Na sessão desta segunda-feira (10.06), vereadores da Câmara Municipal de Barra do Garças manifestaram preocupação com o segmento produtivo da agricultura familiar. Na tribuna, o debate teve início a partir de temática sobre regularização fundiária,  em loteamentos urbanos e em projetos de assentamentos rurais no município. Sendo questionados apoio e assistência de órgãos competentes para garantia de posse e estabilidade de implantação.

Entre fatores relevantes para produtividade na agricultura familiar, além de empenho de gestão pública, a elaboração de projetos, criação do sistema associativo e/ou cooperativo, o direcionamento para mercado de consumo, visando fonte de renda.

Na sessão, alguns vereadores citaram como fator de concorrência, pontos para comercialização e o incentivo à produção de alimentos, que poderiam estar sendo destinados para atender demanda da merenda escolar no município e disponibilizados para abastecer mercado interno.

Também, para atender o produtor rural, ajustes de organização do sistema de fiscalização sanitária, com implantação e regulamentação de abatedouro público para liberação de venda de carnes, em feira livre, ou, com a construção de um mercado do produtor. 

A falta de incentivo à formulação de projetos para manejo na produção sustentável, recursos, infraestrutura de construção e manutenção de estradas, plano de fornecimento do sistema hídrico, são fatores que penalizam e dificultam avanço de produtividade em projetos de assentamentos. Fatos que precisam ser repensados para impulsionar o desenvolvimento econômico. “A administração municipal tem que voltar os olhos para essas comunidades”, disse o vereador Dr. Joãozinho, presidente da Mesa Diretora.

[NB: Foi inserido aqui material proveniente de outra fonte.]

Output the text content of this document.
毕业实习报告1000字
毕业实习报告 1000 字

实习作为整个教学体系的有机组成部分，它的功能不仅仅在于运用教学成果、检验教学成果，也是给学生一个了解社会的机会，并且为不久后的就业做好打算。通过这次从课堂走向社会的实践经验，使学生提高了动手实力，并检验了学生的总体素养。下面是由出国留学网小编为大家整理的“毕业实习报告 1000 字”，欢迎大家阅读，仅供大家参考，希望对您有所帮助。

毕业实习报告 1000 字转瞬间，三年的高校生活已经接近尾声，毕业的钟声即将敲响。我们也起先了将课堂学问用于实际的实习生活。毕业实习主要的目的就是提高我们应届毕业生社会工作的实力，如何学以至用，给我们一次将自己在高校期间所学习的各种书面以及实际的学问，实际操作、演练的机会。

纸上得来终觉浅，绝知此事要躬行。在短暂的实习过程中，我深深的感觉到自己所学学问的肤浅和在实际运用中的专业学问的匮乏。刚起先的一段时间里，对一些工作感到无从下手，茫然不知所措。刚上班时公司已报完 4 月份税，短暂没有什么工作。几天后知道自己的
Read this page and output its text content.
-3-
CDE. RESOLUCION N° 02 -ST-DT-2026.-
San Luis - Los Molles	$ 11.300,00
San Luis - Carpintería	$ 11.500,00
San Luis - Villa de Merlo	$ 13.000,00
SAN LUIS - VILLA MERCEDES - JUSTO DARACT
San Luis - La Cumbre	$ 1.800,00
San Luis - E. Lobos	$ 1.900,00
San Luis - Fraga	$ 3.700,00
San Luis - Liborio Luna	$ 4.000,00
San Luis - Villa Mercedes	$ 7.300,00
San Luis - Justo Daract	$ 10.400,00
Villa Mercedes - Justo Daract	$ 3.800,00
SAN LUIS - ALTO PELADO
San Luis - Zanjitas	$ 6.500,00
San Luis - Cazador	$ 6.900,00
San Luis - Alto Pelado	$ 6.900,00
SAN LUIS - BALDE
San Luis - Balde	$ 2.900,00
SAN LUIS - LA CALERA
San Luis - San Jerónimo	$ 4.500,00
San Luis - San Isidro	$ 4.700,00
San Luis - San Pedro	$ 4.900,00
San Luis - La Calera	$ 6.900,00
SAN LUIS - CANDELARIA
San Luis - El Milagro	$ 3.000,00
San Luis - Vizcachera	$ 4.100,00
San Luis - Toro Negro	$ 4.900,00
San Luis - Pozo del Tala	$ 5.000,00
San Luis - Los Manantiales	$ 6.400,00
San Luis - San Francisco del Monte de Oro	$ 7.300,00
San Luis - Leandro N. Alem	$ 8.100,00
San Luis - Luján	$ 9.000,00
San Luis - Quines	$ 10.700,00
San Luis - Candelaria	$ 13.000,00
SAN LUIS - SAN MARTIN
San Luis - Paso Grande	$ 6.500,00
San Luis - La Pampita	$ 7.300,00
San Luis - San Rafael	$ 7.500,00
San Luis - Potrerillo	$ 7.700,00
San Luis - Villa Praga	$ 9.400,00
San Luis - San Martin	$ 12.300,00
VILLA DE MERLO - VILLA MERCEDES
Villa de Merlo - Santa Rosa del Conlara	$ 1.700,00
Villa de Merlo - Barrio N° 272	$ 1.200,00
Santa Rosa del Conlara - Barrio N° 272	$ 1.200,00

Encerrando discussões sobre a temática, o presidente da Casa sugeriu a realização de reunião das comissões internas e convocação do executivo municipal, com participação de técnicos para tratar sobre apoio e também das regularizações de áreas urbana e rural. É preciso “construir as bases” e “construir pontes de interlocuções”, para acelerar ações na busca de decisões e parcerias, federal e municipal.